Seminar: AI for Science in the Era of Large Language Models
Xuan Wang
Assistant Professor, Virginia Tech
Friday, Sept 1, 2023
2:30 - 3:45 PM
3100 Torgersen Hall
Abstract
The capabilities of AI in the realm of science span a wide spectrum, from the atomic level, where it solves partial differential equations for quantum systems, to the molecular level, predicting chemical or protein structures, and even extending to societal predictions like infectious disease outbreaks. Recent advancements in large language models (LLMs), exemplified by models like ChatGPT, have showcased significant prowess in tasks involving natural language, such as translating languages, constructing chatbots, and answering questions. When we consider scientific data, we notice a resemblance to natural language in terms of sequences – scientific literature and health records presented as text, bio-omics data arranged in sequences, or sensor data like brain signals.
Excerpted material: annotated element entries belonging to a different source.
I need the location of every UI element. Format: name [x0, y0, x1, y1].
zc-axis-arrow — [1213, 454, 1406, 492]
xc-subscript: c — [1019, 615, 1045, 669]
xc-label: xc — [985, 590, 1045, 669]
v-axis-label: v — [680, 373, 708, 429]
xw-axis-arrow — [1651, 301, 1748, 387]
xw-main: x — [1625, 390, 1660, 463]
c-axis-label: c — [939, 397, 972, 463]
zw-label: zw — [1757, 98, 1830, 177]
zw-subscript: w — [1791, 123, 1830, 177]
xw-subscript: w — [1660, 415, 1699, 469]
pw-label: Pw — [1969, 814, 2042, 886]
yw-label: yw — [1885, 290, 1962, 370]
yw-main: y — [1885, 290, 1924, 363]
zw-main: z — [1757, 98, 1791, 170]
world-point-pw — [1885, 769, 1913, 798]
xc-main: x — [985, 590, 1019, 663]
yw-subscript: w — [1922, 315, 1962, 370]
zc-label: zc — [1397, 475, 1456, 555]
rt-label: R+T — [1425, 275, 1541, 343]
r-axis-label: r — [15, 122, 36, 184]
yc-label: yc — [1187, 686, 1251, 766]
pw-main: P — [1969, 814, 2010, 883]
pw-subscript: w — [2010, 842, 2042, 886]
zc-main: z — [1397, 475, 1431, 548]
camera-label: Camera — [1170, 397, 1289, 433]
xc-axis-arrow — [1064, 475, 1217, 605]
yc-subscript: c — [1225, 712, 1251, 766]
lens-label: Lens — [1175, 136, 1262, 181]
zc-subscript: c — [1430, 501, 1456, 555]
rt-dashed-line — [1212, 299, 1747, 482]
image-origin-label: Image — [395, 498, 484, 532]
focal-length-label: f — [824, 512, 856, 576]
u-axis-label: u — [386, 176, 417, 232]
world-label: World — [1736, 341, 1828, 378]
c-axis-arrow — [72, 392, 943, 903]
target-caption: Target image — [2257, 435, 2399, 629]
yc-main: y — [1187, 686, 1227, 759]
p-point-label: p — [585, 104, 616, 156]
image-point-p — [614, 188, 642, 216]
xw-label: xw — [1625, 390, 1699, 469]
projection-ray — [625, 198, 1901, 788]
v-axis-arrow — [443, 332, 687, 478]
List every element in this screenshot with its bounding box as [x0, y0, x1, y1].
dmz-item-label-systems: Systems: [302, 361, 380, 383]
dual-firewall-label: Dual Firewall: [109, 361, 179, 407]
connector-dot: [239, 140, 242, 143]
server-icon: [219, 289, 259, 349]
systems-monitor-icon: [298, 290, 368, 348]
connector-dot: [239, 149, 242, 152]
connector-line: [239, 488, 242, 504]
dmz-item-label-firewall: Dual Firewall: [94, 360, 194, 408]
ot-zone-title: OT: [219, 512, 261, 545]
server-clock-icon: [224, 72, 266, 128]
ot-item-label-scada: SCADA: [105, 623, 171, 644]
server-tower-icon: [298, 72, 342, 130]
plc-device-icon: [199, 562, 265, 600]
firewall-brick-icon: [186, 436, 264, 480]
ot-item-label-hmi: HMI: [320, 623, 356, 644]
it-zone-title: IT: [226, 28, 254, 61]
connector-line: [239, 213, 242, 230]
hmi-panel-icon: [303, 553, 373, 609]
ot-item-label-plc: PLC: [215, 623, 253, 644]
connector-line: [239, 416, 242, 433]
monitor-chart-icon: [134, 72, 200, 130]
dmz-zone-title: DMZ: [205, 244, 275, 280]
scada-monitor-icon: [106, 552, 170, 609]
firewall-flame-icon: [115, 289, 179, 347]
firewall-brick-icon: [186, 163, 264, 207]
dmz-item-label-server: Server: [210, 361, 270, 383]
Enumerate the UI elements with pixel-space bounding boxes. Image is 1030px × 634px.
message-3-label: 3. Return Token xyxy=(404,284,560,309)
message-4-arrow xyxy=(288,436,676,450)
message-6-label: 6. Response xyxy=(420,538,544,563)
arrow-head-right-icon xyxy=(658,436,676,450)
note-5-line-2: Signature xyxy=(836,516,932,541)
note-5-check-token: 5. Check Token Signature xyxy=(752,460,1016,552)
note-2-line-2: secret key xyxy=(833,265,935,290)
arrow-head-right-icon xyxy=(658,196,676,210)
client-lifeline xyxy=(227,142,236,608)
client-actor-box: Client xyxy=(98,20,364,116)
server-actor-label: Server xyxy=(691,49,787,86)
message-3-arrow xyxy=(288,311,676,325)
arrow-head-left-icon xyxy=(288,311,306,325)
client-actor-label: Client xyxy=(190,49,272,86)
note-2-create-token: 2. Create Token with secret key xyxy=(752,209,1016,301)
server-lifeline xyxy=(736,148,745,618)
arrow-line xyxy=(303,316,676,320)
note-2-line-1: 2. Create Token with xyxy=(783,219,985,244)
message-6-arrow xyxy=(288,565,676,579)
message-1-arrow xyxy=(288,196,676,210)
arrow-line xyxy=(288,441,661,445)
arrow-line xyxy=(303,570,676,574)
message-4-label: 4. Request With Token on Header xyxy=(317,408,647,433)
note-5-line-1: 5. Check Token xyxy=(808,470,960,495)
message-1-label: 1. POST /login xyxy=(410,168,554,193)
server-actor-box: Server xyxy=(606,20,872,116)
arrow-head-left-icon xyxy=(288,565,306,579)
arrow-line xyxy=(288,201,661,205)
The question arises: Can we harness the potential of these recent LLMs to drive scientific progress? In this talk, we will explore the application of large language models to three crucial categories of scientific data: 1) textual data, 2) biomedical sequences, and 3) brain signals. Furthermore, we will delve into LLMs' challenges in scientific research, including ensuring trustworthiness, achieving personalization, and adapting to various forms of data representation.
Biography
Xuan Wang joined the Virginia Tech Department of Computer Science as an assistant professor in Spring 2023 and is core faculty at the Sanghani Center. Her primary research interests are in the fields of natural language processing and data mining. She is specifically interested in developing principled data-driven approaches with light human effort for effective and scalable model learning. Her current projects include text mining with weak supervision; text-augmented knowledge graph reasoning; trustworthy natural language processing; AI for science; and AI for healthcare. As a graduate student, she was a research intern at IBM Watson Research. She was a recipient of the 2021 NAACL Best Demo Paper Award. She received her Ph.D. in computer science and two master’s degrees, one in statistics and one in biochemistry, from the University of Illinois Urbana-Champaign. She received a bachelor’s degree in biological science from Tsinghua University, China.